Cuando hablamos de orgullo, no se trata simplemente de sentirnos bien con nosotros mismos. Esta emoción, como muchas otras, tiene dos caras. El orgullo positivo es aquel que nace del respeto hacia uno mismo, de reconocer el esfuerzo hecho y valorar lo que somos. Esa versión nos impulsa: mejora la autoestima, fortalece la confianza y nos motiva a seguir creciendo. Sentir orgullo sano significa saber que, pese a los errores, merecemos respeto y cariño.
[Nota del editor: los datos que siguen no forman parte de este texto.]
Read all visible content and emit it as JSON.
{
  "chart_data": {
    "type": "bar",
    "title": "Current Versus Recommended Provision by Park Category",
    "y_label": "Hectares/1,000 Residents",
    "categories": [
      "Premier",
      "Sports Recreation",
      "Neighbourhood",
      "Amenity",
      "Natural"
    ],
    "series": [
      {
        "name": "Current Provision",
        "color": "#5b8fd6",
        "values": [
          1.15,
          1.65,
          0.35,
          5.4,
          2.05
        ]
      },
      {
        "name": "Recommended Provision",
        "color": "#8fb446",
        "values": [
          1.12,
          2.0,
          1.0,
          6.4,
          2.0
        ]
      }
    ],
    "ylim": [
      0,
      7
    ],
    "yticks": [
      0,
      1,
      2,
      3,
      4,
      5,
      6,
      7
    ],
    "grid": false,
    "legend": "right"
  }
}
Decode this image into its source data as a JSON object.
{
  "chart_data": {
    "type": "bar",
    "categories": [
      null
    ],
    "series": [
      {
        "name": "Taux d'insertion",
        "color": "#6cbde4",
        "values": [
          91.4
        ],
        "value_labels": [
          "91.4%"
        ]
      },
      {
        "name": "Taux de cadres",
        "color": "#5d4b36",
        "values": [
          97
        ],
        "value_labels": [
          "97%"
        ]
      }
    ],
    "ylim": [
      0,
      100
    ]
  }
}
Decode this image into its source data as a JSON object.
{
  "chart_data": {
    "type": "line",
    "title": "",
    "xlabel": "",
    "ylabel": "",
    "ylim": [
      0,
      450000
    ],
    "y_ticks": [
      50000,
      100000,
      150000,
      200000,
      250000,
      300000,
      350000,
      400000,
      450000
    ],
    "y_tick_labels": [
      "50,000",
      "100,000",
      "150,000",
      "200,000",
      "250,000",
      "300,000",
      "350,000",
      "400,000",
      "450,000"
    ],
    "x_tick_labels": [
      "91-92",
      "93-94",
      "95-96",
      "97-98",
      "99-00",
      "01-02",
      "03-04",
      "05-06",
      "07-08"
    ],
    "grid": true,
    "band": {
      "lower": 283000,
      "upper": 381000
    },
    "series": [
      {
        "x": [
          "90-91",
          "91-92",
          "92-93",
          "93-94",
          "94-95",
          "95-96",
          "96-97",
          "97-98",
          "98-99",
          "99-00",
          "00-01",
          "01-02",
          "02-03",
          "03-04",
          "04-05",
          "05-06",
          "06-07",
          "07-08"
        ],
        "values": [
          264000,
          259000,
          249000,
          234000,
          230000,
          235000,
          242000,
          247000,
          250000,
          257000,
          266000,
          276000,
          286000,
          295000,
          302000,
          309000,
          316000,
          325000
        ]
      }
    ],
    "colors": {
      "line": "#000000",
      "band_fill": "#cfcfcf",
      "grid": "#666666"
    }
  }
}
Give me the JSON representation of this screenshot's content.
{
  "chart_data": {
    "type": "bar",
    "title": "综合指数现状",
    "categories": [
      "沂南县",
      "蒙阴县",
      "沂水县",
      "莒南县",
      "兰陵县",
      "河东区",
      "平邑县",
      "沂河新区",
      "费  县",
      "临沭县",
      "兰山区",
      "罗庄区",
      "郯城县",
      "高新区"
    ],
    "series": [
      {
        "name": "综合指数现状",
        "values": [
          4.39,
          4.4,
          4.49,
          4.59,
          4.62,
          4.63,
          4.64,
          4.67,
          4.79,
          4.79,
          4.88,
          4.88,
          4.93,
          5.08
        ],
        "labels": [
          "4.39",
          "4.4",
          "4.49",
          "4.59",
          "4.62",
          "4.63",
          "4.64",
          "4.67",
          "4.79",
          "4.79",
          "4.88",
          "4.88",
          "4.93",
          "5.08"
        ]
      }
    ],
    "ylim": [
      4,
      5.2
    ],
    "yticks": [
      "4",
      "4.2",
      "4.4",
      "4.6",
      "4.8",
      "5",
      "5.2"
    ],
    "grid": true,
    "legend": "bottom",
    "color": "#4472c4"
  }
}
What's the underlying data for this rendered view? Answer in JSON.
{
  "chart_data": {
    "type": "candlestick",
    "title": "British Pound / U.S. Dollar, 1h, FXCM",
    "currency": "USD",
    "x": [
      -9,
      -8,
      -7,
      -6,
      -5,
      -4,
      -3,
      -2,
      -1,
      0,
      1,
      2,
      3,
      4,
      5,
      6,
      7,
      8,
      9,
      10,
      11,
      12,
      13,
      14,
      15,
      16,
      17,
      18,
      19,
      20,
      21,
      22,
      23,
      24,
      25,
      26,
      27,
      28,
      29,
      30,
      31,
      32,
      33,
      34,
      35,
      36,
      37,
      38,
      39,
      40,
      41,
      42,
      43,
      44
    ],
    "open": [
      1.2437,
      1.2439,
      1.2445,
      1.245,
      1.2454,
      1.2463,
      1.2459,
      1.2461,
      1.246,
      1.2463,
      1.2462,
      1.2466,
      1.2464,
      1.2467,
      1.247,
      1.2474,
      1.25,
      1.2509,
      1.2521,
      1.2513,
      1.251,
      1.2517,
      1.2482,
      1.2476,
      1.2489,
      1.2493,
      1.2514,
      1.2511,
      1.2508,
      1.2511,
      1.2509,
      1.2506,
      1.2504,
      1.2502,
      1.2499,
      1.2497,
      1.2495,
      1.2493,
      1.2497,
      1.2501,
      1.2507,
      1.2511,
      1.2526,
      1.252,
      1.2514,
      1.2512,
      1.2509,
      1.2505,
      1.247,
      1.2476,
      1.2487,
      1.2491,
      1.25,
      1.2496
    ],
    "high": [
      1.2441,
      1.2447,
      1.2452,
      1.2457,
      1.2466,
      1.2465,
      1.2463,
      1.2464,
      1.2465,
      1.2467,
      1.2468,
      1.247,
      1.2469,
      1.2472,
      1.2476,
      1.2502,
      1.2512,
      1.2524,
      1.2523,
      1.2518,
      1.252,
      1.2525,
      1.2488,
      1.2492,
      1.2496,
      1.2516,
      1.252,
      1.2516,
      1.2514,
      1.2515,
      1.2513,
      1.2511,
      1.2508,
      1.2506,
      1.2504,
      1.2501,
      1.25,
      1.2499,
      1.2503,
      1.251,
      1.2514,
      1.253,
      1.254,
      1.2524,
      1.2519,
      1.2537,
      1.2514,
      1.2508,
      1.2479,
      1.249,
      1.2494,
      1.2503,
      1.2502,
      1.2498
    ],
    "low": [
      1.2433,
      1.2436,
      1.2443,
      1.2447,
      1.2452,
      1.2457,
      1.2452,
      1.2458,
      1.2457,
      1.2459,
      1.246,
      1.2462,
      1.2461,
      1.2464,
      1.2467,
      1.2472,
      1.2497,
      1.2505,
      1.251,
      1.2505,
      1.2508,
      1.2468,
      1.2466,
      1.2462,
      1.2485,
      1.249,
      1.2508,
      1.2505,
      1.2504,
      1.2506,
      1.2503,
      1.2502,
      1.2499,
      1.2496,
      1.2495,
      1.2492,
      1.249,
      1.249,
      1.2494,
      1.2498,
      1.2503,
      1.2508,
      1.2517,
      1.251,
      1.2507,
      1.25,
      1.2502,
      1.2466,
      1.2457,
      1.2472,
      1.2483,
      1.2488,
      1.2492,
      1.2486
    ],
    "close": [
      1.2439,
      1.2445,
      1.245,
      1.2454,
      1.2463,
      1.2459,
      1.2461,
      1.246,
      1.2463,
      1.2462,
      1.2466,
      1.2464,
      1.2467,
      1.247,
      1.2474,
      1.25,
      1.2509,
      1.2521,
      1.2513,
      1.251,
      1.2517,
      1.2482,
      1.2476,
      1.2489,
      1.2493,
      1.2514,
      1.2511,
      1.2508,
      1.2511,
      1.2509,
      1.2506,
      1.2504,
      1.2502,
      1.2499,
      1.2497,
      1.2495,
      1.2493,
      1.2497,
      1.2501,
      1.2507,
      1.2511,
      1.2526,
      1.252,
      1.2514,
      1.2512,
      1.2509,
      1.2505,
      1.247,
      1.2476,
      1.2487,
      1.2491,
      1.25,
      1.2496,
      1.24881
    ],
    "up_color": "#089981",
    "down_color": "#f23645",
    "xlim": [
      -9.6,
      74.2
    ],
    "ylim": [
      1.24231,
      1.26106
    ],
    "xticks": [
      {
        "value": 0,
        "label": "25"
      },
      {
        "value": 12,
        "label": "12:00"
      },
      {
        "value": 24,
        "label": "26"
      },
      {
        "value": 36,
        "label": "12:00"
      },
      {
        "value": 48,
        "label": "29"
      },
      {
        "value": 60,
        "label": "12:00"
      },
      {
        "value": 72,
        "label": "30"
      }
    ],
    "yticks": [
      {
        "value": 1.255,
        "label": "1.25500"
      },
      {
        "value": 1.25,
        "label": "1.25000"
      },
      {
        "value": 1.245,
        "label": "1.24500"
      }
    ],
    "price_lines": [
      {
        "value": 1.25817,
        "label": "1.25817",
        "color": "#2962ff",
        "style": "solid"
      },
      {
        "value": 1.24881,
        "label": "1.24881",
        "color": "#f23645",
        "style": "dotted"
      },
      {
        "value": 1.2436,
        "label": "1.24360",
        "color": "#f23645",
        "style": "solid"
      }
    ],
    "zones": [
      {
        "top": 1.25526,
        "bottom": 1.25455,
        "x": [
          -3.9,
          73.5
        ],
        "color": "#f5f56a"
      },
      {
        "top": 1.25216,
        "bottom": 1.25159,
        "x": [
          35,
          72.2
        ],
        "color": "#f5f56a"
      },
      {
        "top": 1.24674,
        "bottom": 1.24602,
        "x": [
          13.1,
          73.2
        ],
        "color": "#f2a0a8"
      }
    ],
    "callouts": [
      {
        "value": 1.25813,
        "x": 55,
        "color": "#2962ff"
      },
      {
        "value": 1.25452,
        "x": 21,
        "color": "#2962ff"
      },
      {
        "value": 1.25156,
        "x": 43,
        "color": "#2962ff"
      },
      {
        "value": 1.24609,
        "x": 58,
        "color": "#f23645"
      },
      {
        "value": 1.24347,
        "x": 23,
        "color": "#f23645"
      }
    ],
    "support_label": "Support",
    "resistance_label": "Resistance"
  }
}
Pero no todo orgullo es benéfico. El orgullo negativo, en cambio, se disfraza de superioridad. Es ese gesto de desprecio, la actitud de quien cree que está por encima de los demás. Aquí aparecen la arrogancia, el engreimiento y, muchas veces, el aislamiento. Este tipo de orgullo no construye, rompe. Genera conflictos en las relaciones, cerrando puertas al diálogo y a la empatía.

Como bien señala la fuente de la UNAM, el orgullo bien valorado nos da seguridad y confianza. La clave está en saber distinguir entre sentirse bien consigo mismo y querer demostrarlo a costa de otros. El verdadero fortalecimiento emocional no necesita de humillaciones ajenas para sostenerse.

En el día a día, una sonrisa sincera por una meta cumplida, un “lo hice bien” en silencio, eso es orgullo positivo. Pero si ese mismo logro se convierte en arma para menospreciar, el orgullo ya dejó de ser sano. Aprender a equilibrarlo es parte esencial del crecimiento personal.